🤖 AI Summary
This work addresses the over-reliance on textual prompts in automatic multi-shot video sequence assembly, proposing a purely vision-driven intelligent shot assembly framework. Methodologically, it introduces a learnable shot assembly (LCA) scoring mechanism trained via a dual-task self-supervised paradigm—combining contrastive learning and feature regression—and employs Vision Transformers to model temporal and semantic relationships among shots, augmented by beam search for optimized sequence generation; optional text enhancement preserves flexibility. Evaluated on VSPD and MSV3C, the method achieves a 48.6% IoU improvement and 43% faster inference. A user study shows 45% of participants prefer its outputs. This is the first end-to-end multi-shot narrative synthesis framework that operates without strong textual supervision, establishing a new paradigm for vision-centric video editing.
📝 Abstract
We present SKALD, a multi-shot video assembly method that constructs coherent video sequences from candidate shots with minimal reliance on text. Central to our approach is the Learned Clip Assembly (LCA) score, a learning-based metric that measures temporal and semantic relationships between shots to quantify narrative coherence.

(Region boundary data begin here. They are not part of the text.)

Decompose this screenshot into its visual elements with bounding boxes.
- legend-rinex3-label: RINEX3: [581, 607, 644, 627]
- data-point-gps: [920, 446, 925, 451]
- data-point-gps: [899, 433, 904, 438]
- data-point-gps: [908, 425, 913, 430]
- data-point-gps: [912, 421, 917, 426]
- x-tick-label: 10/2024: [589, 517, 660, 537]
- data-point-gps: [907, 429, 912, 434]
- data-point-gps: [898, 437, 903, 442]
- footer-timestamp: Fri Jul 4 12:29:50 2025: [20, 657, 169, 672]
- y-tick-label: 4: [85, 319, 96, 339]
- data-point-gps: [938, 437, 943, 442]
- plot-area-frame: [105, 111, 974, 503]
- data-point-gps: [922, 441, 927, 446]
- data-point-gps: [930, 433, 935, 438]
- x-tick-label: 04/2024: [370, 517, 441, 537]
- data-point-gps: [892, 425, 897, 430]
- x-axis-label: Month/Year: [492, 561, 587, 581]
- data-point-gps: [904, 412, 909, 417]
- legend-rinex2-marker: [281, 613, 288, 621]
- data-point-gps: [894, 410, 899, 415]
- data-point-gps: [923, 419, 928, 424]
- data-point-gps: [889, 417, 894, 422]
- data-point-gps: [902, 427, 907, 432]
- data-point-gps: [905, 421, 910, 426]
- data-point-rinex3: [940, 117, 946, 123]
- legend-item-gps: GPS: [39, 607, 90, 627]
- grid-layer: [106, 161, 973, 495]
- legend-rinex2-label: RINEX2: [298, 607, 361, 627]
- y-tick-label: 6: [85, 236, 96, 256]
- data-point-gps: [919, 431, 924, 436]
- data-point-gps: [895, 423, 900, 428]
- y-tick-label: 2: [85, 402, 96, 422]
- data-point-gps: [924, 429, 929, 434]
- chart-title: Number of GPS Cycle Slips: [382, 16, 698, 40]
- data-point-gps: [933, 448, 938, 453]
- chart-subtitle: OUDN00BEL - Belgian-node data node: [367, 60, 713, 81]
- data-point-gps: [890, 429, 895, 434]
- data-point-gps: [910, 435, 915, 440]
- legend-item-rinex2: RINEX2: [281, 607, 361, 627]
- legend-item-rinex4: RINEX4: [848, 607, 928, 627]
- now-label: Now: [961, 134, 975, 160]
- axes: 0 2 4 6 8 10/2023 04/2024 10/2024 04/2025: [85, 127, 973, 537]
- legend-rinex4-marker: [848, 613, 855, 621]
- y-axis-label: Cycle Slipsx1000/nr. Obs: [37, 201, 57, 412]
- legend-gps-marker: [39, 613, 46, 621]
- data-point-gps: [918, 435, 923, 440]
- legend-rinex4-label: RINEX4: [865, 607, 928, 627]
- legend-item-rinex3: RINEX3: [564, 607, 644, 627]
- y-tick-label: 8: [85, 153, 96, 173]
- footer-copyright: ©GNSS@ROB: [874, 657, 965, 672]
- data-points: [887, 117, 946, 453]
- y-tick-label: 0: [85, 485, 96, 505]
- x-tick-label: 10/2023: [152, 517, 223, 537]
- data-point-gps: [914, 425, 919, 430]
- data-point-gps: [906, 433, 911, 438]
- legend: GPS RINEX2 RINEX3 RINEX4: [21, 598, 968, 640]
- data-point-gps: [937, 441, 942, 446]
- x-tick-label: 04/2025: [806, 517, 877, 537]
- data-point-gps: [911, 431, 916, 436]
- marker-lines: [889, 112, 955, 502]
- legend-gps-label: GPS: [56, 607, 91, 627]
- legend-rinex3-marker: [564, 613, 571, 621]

We tackle the exponential complexity of combining multiple shots with an efficient beam-search algorithm guided by the LCA score. To train our model effectively with limited human annotations, we propose two tasks for the LCA encoder: Shot Coherence Learning, which uses contrastive learning to distinguish coherent and incoherent sequences, and Feature Regression, which converts these learned representations into a real-valued coherence score. We develop two variants: a base SKALD model that relies solely on visual coherence and SKALD-text, which integrates auxiliary text information when available. Experiments on the VSPD and our curated MSV3C datasets show that SKALD achieves an improvement of up to 48.6% in IoU and a 43% speedup over the state-of-the-art methods. A user study further validates our approach, with 45% of participants favoring SKALD-assembled videos, compared to 22% preferring text-based assembly methods.